UNDATED – A Minnesota doctor who helps procure mail-order medication abortions for South Dakota women said she plans to continue that practice even if the U.S. Supreme Court outlaws or limits the use of mifepristone, one of the pills used in the process.
“It’s business as usual,” said Dr. Julie Amaon, medical director of Just the Pill.
The Twin Cities telemedicine provider assisted more than 150 South Dakota residents in 2022 and 2023 with online consultations and prescriptions to terminate pregnancies. The organization has provided service to more than 5,000 patients overall since starting as a nonprofit in 2020.
Amaon told News Watch that her “neck is sore from the whiplash” of legal wranglings that have intensified the abortion debate since the Supreme Court’s Dobbs decision in June 2022 to overturn the landmark Roe v. Wade ruling, allowing states to determine legality and access of reproductive services.
The new battleground focuses on medication abortion, which currently accounts for 54% of abortions in the United States, according to the Guttmacher Institute, a reproductive health organization.
U.S. District Judge Matthew Kacsmaryk, a Texas-based Trump appointee, issued a ruling April 7 that threatened to halt the Food and Drug Administration’s authorization of abortion pill mifepristone, first approved in 2000.
Less than a week later, the 5th U.S. Circuit Court of Appeals paused the mifepristone suspension but upheld Kacsmaryk’s rollback of more recent FDA policies that made abortion pills easier to obtain by removing the requirement of in-person provider visits.
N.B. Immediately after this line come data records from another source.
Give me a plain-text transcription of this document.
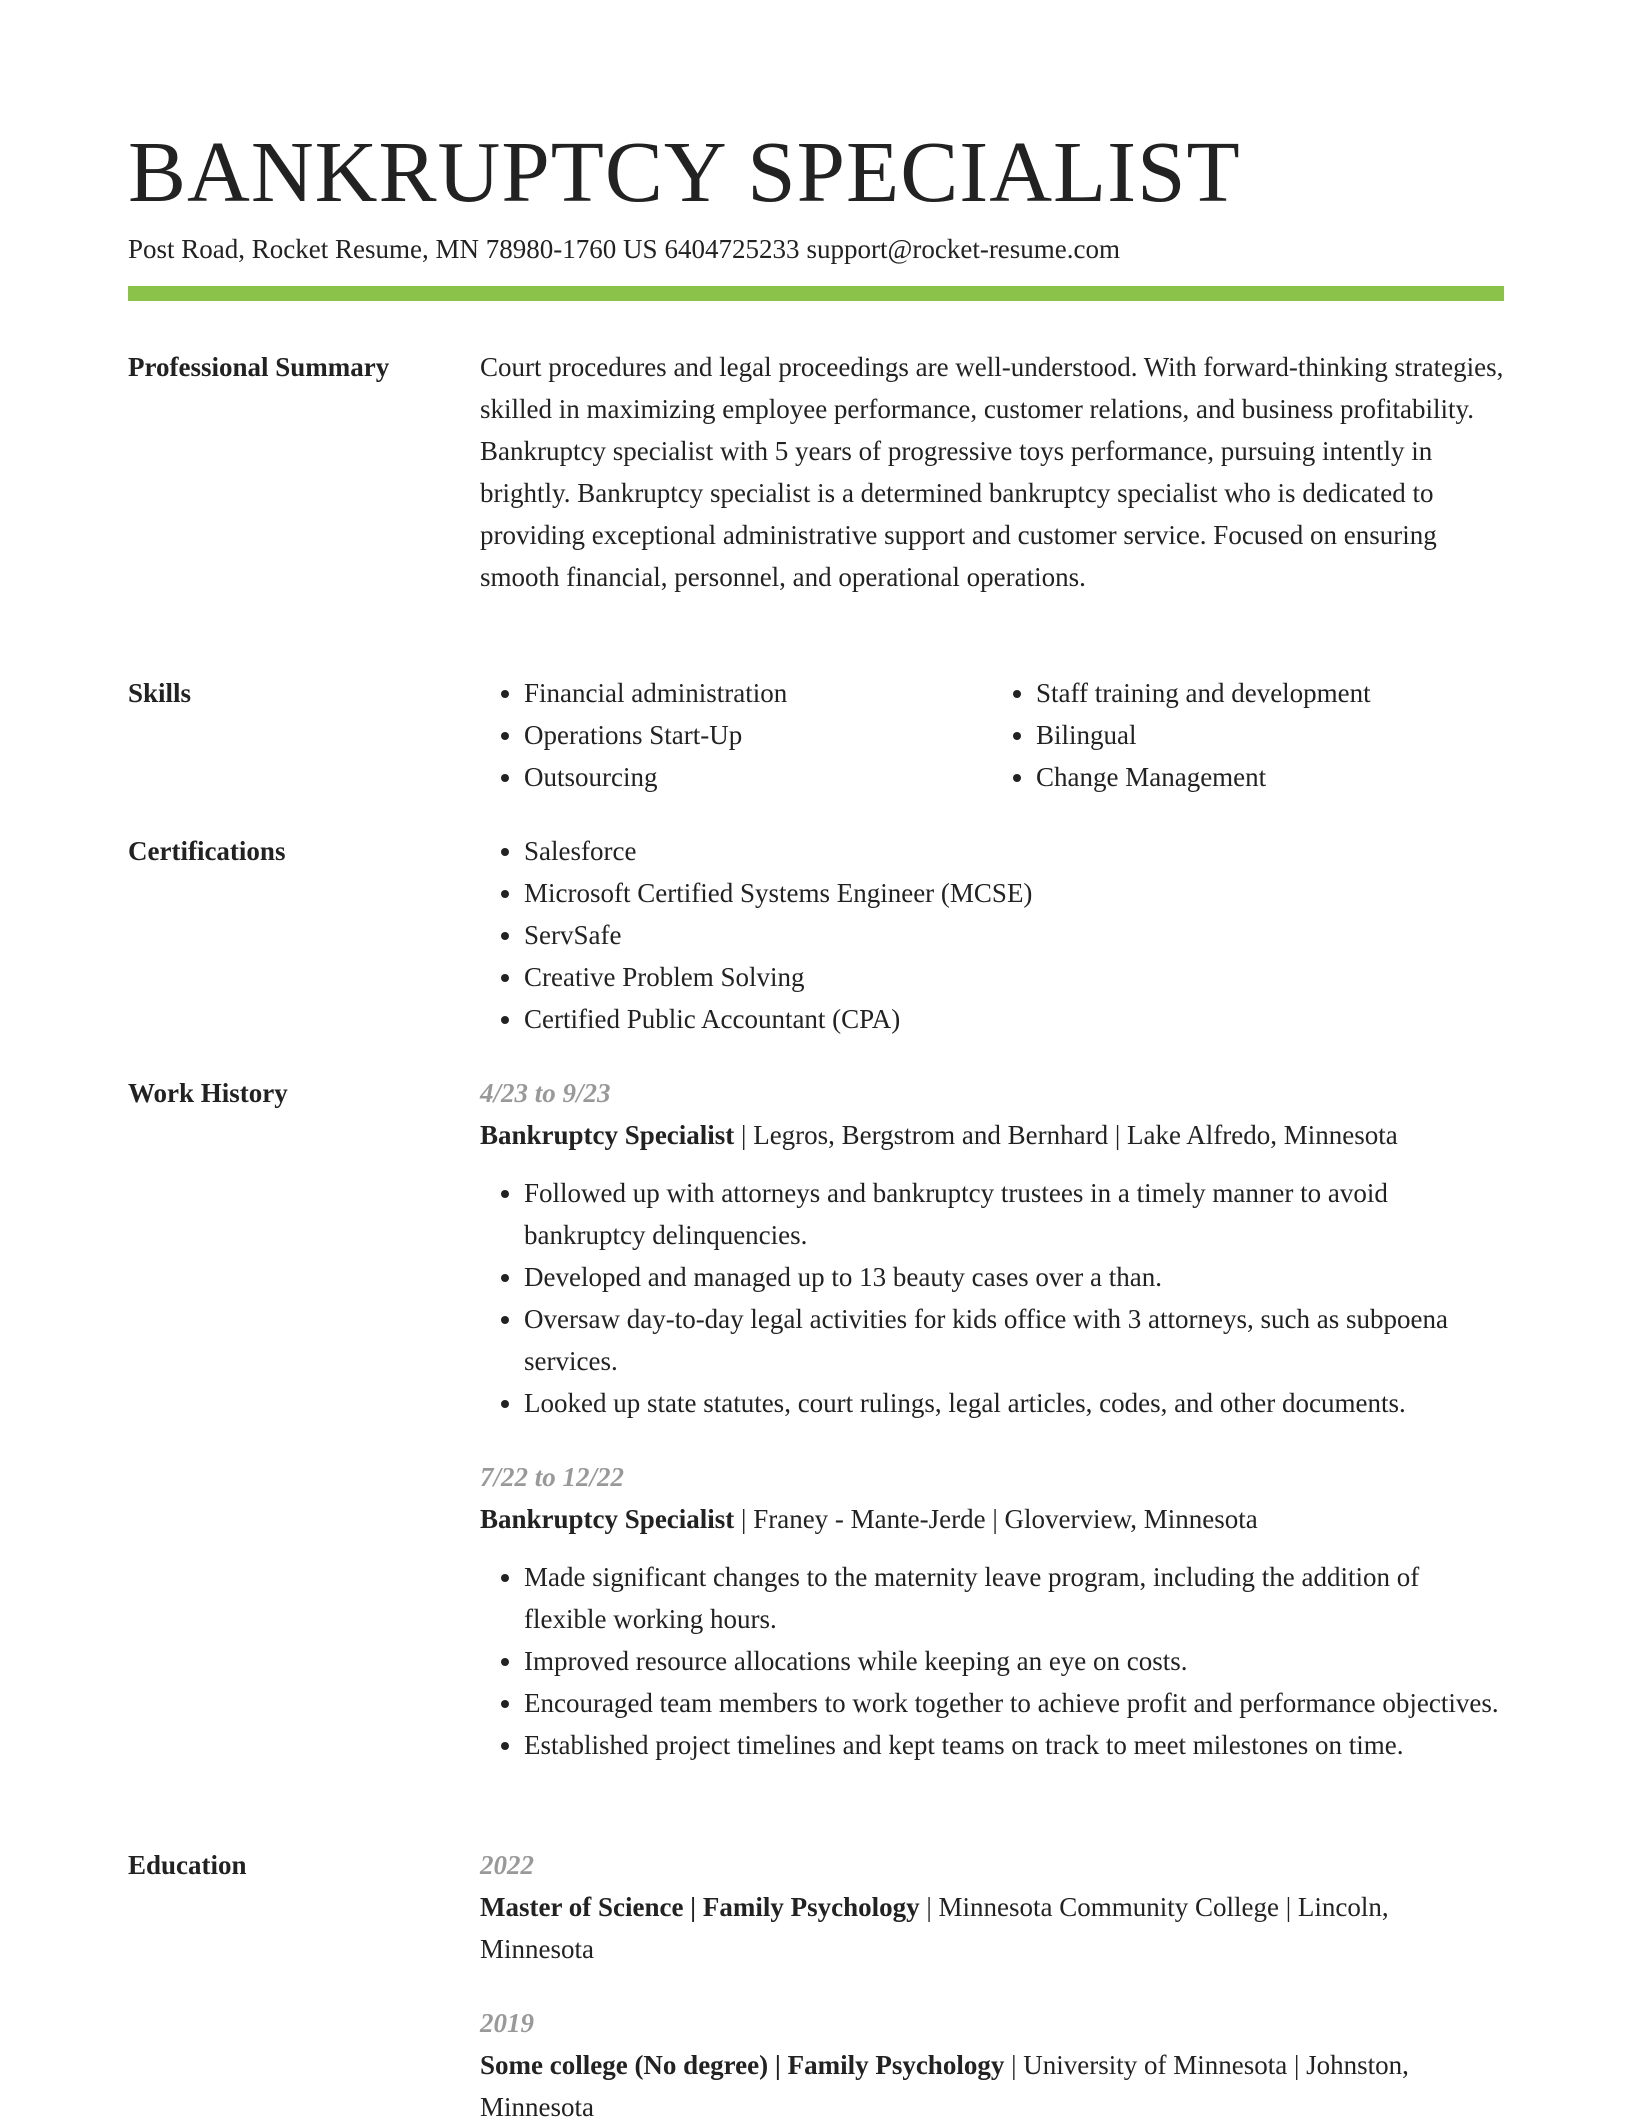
BANKRUPTCY SPECIALIST
Post Road, Rocket Resume, MN 78980-1760 US 6404725233 support@rocket-resume.com
Professional Summary	Court procedures and legal proceedings are well-understood. With forward-thinking strategies, skilled in maximizing employee performance, customer relations, and business profitability. Bankruptcy specialist with 5 years of progressive toys performance, pursuing intently in brightly. Bankruptcy specialist is a determined bankruptcy specialist who is dedicated to providing exceptional administrative support and customer service. Focused on ensuring smooth financial, personnel, and operational operations.

Skills	• Financial administration
• Operations Start-Up
• Outsourcing
• Staff training and development
• Bilingual
• Change Management
Certifications	• Salesforce
• Microsoft Certified Systems Engineer (MCSE)
• ServSafe
• Creative Problem Solving
• Certified Public Accountant (CPA)
Work History	4/23 to 9/23
Bankruptcy Specialist | Legros, Bergstrom and Bernhard | Lake Alfredo, Minnesota
• Followed up with attorneys and bankruptcy trustees in a timely manner to avoid bankruptcy delinquencies.
• Developed and managed up to 13 beauty cases over a than.
• Oversaw day-to-day legal activities for kids office with 3 attorneys, such as subpoena services.
• Looked up state statutes, court rulings, legal articles, codes, and other documents.
7/22 to 12/22
Bankruptcy Specialist | Franey - Mante-Jerde | Gloverview, Minnesota
• Made significant changes to the maternity leave program, including the addition of flexible working hours.
• Improved resource allocations while keeping an eye on costs.
• Encouraged team members to work together to achieve profit and performance objectives.
• Established project timelines and kept teams on track to meet milestones on time.
Education	2022
Master of Science | Family Psychology | Minnesota Community College | Lincoln, Minnesota
2019
Some college (No degree) | Family Psychology | University of Minnesota | Johnston, Minnesota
On April 21, the Supreme Court issued a stay on that 5th Circuit ruling, reverting abortion access to post-Dobbs status while the appeals process continues, with a decision expected sometime in 2024 on the status of mifepristone and how medication abortion is administered.
Amaon, whose group aims to provide abortion access to women who reside in states with strict prohibitions, said Just the Pill will forge ahead no matter what the Supreme Court decides.
That could mean employing a one-pill regimen to terminate pregnancies if mifepristone is outlawed or using a mobile clinic to dispense pills in person to women who cross the border from South Dakota if FDA regulations change.
“What bothers me most is that the courts and lawyers are deciding matters of general health care instead of physicians and their patients,” she said.